Given a nilpotent operator $N$ $\exists v_{1}, . . ., v_{k}$ and corresponding non-negative integers $m_{1}, . . ., m_{k}$ such that:

$\underset{cycle 1}{\underset{⏟}{N^{m_{1}} v_{1}, N^{m_{1} - 1} v_{1}, . . ., v_{1}}}, N^{m_{2}} v_{2}, . . ., v_{2}, . . ., \underset{cycle k}{\underset{⏟}{N^{m_{k}} v_{k}, . . ., v_{k}}}$ is a basis for $V$
$N^{m_{i} + 1} v_{i} = \vec{0}$ for all $1 \leq i \leq k$ , so the $N^{m_{i}} v_{i}$ 's are eigenvectors of $λ = 0$ .

Jordan Form

Recall that $V = ⨁_{i = 1}^{m} G (λ_{i}, T)$ . If we happen to find bases $β_{1}, . . ., β_{m}$ where each $β_{i}$ is a basis for $G (λ_{i}, T)$ , then:

M (T, (β_{1}, . . ., β_{m}))

is block diagonal. And one block looks like $T |_{G (λ_{i}, T)} = (T - λ_{i} I) + λ_{i} I$ where $(T - λ_{i} I)$ is nilpotent while $λ_{i} I$ is diagonalizable.

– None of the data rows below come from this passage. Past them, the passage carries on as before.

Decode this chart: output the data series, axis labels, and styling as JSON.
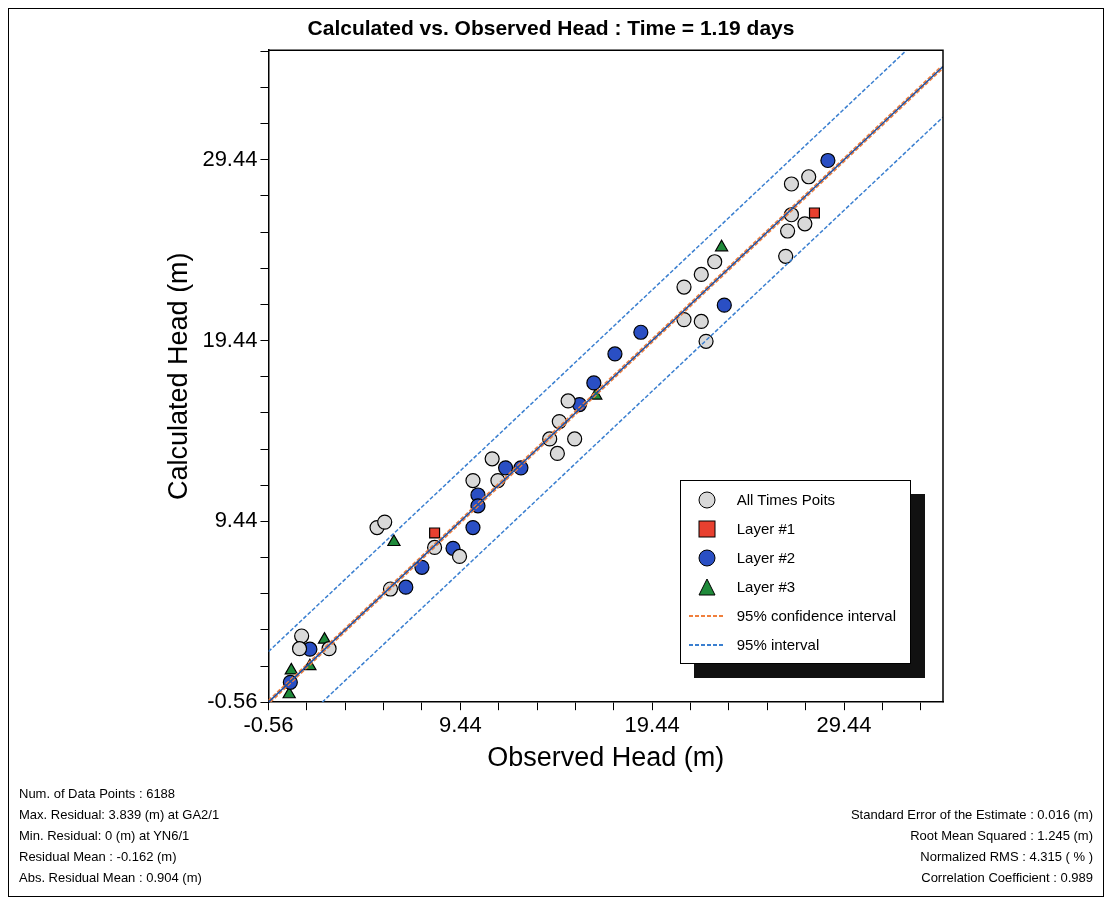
{
  "chart_data": {
    "type": "scatter",
    "title": "Calculated vs. Observed Head : Time = 1.19 days",
    "xlabel": "Observed Head (m)",
    "ylabel": "Calculated Head (m)",
    "xlim": [
      -0.56,
      34.6
    ],
    "ylim": [
      -0.56,
      35.5
    ],
    "xticks": [
      -0.56,
      {
        "value": 1.44,
        "label": null
      },
      {
        "value": 3.44,
        "label": null
      },
      {
        "value": 5.44,
        "label": null
      },
      {
        "value": 7.44,
        "label": null
      },
      9.44,
      {
        "value": 11.44,
        "label": null
      },
      {
        "value": 13.44,
        "label": null
      },
      {
        "value": 15.44,
        "label": null
      },
      {
        "value": 17.44,
        "label": null
      },
      19.44,
      {
        "value": 21.44,
        "label": null
      },
      {
        "value": 23.44,
        "label": null
      },
      {
        "value": 25.44,
        "label": null
      },
      {
        "value": 27.44,
        "label": null
      },
      29.44,
      {
        "value": 31.44,
        "label": null
      },
      {
        "value": 33.44,
        "label": null
      }
    ],
    "yticks": [
      -0.56,
      {
        "value": 1.44,
        "label": null
      },
      {
        "value": 3.44,
        "label": null
      },
      {
        "value": 5.44,
        "label": null
      },
      {
        "value": 7.44,
        "label": null
      },
      9.44,
      {
        "value": 11.44,
        "label": null
      },
      {
        "value": 13.44,
        "label": null
      },
      {
        "value": 15.44,
        "label": null
      },
      {
        "value": 17.44,
        "label": null
      },
      19.44,
      {
        "value": 21.44,
        "label": null
      },
      {
        "value": 23.44,
        "label": null
      },
      {
        "value": 25.44,
        "label": null
      },
      {
        "value": 27.44,
        "label": null
      },
      29.44,
      {
        "value": 31.44,
        "label": null
      },
      {
        "value": 33.44,
        "label": null
      },
      {
        "value": 35.44,
        "label": null
      }
    ],
    "legend": "bottom right",
    "series": [
      {
        "name": "All Times Poits",
        "type": "scatter",
        "marker": "circle",
        "color": "#d9d9d9",
        "x": [
          26.7,
          27.6,
          26.7,
          26.4,
          26.5,
          27.4,
          21.1,
          22.0,
          22.7,
          21.1,
          22.0,
          22.25,
          14.1,
          14.5,
          15.4,
          14.6,
          15.06,
          11.4,
          11.1,
          10.1,
          9.4,
          8.1,
          5.8,
          5.1,
          5.5,
          1.17,
          1.06,
          2.6
        ],
        "values": [
          28.1,
          28.5,
          26.4,
          24.1,
          25.5,
          25.9,
          22.4,
          23.1,
          23.8,
          20.6,
          20.5,
          19.4,
          14.0,
          13.2,
          14.0,
          14.96,
          16.1,
          11.7,
          12.9,
          11.7,
          7.5,
          8.0,
          5.7,
          9.1,
          9.4,
          3.1,
          2.4,
          2.4
        ]
      },
      {
        "name": "Layer #1",
        "type": "scatter",
        "marker": "square",
        "color": "#e8402f",
        "x": [
          8.1,
          27.9
        ],
        "values": [
          8.8,
          26.5
        ]
      },
      {
        "name": "Layer #2",
        "type": "scatter",
        "marker": "circle",
        "color": "#2a4fc4",
        "x": [
          28.6,
          23.2,
          18.85,
          17.5,
          16.4,
          15.65,
          11.8,
          12.6,
          10.36,
          10.36,
          10.1,
          9.06,
          7.44,
          6.6,
          1.6,
          0.58
        ],
        "values": [
          29.4,
          21.4,
          19.9,
          18.7,
          17.1,
          15.9,
          12.4,
          12.4,
          10.9,
          10.3,
          9.1,
          7.95,
          6.9,
          5.8,
          2.37,
          0.54
        ]
      },
      {
        "name": "Layer #3",
        "type": "scatter",
        "marker": "triangle",
        "color": "#1f8a3a",
        "x": [
          23.06,
          5.98,
          2.36,
          1.6,
          0.63,
          0.52,
          16.5
        ],
        "values": [
          24.6,
          8.3,
          2.9,
          1.43,
          1.2,
          -0.12,
          16.4
        ]
      },
      {
        "type": "line",
        "line_style": "solid",
        "color": "#1f4fa0",
        "x": [
          -0.56,
          34.6
        ],
        "values": [
          -0.56,
          34.6
        ]
      },
      {
        "name": "95% confidence interval",
        "type": "line",
        "line_style": "dashed",
        "color": "#f07f3c",
        "x": [
          -0.56,
          34.5
        ],
        "values": [
          -0.46,
          34.6
        ]
      },
      {
        "type": "line",
        "line_style": "dashed",
        "color": "#f07f3c",
        "x": [
          -0.46,
          34.6
        ],
        "values": [
          -0.56,
          34.5
        ]
      },
      {
        "name": "95% interval",
        "type": "line",
        "line_style": "dashed",
        "color": "#3a7fd0",
        "x": [
          -0.56,
          32.7
        ],
        "values": [
          2.24,
          35.5
        ]
      },
      {
        "type": "line",
        "line_style": "dashed",
        "color": "#3a7fd0",
        "x": [
          2.24,
          34.6
        ],
        "values": [
          -0.56,
          31.8
        ]
      }
    ],
    "annotations": [
      "Num. of Data Points : 6188",
      "Max. Residual: 3.839 (m) at GA2/1",
      "Min. Residual: 0 (m) at YN6/1",
      "Residual Mean : -0.162 (m)",
      "Abs. Residual Mean : 0.904 (m)",
      "Standard Error of the Estimate : 0.016 (m)",
      "Root Mean Squared : 1.245 (m)",
      "Normalized RMS : 4.315 ( % )",
      "Correlation Coefficient : 0.989"
    ]
  }
}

Each block is called a Jordan-Block. To save notation we define:

J_{λ, n} = [\begin{matrix} λ & 1 & 0 & \dots & 0 \\ 0 & λ & 1 & \dots & 0 \\ 0 & 0 & λ & \dots & 0 \\ ⋮ & ⋮ & ⋮ & ⋱ & ⋮ \\ 0 & 0 & 0 & \dots & λ \end{matrix}]

where here $J_{λ, n}$ is $n \times n$ in size.

THEREFORE if you have any $T \in L (V)$ then we make the bases $β$ up above such that:

M (T) = [\begin{matrix} J_{λ_{1}, \dim G (λ_{1}, T)} & 0 & \dots & 0 \\ 0 & J_{λ_{2}, \dim G (λ_{2}, T)} & \dots & 0 \\ ⋮ & ⋮ & ⋱ & ⋮ \\ 0 & 0 & \dots & J_{λ_{m}, \dim G (λ_{m}, T)} \end{matrix}]

And notice that each $J_{λ_{j}, n}$ is ALSO block diagonal.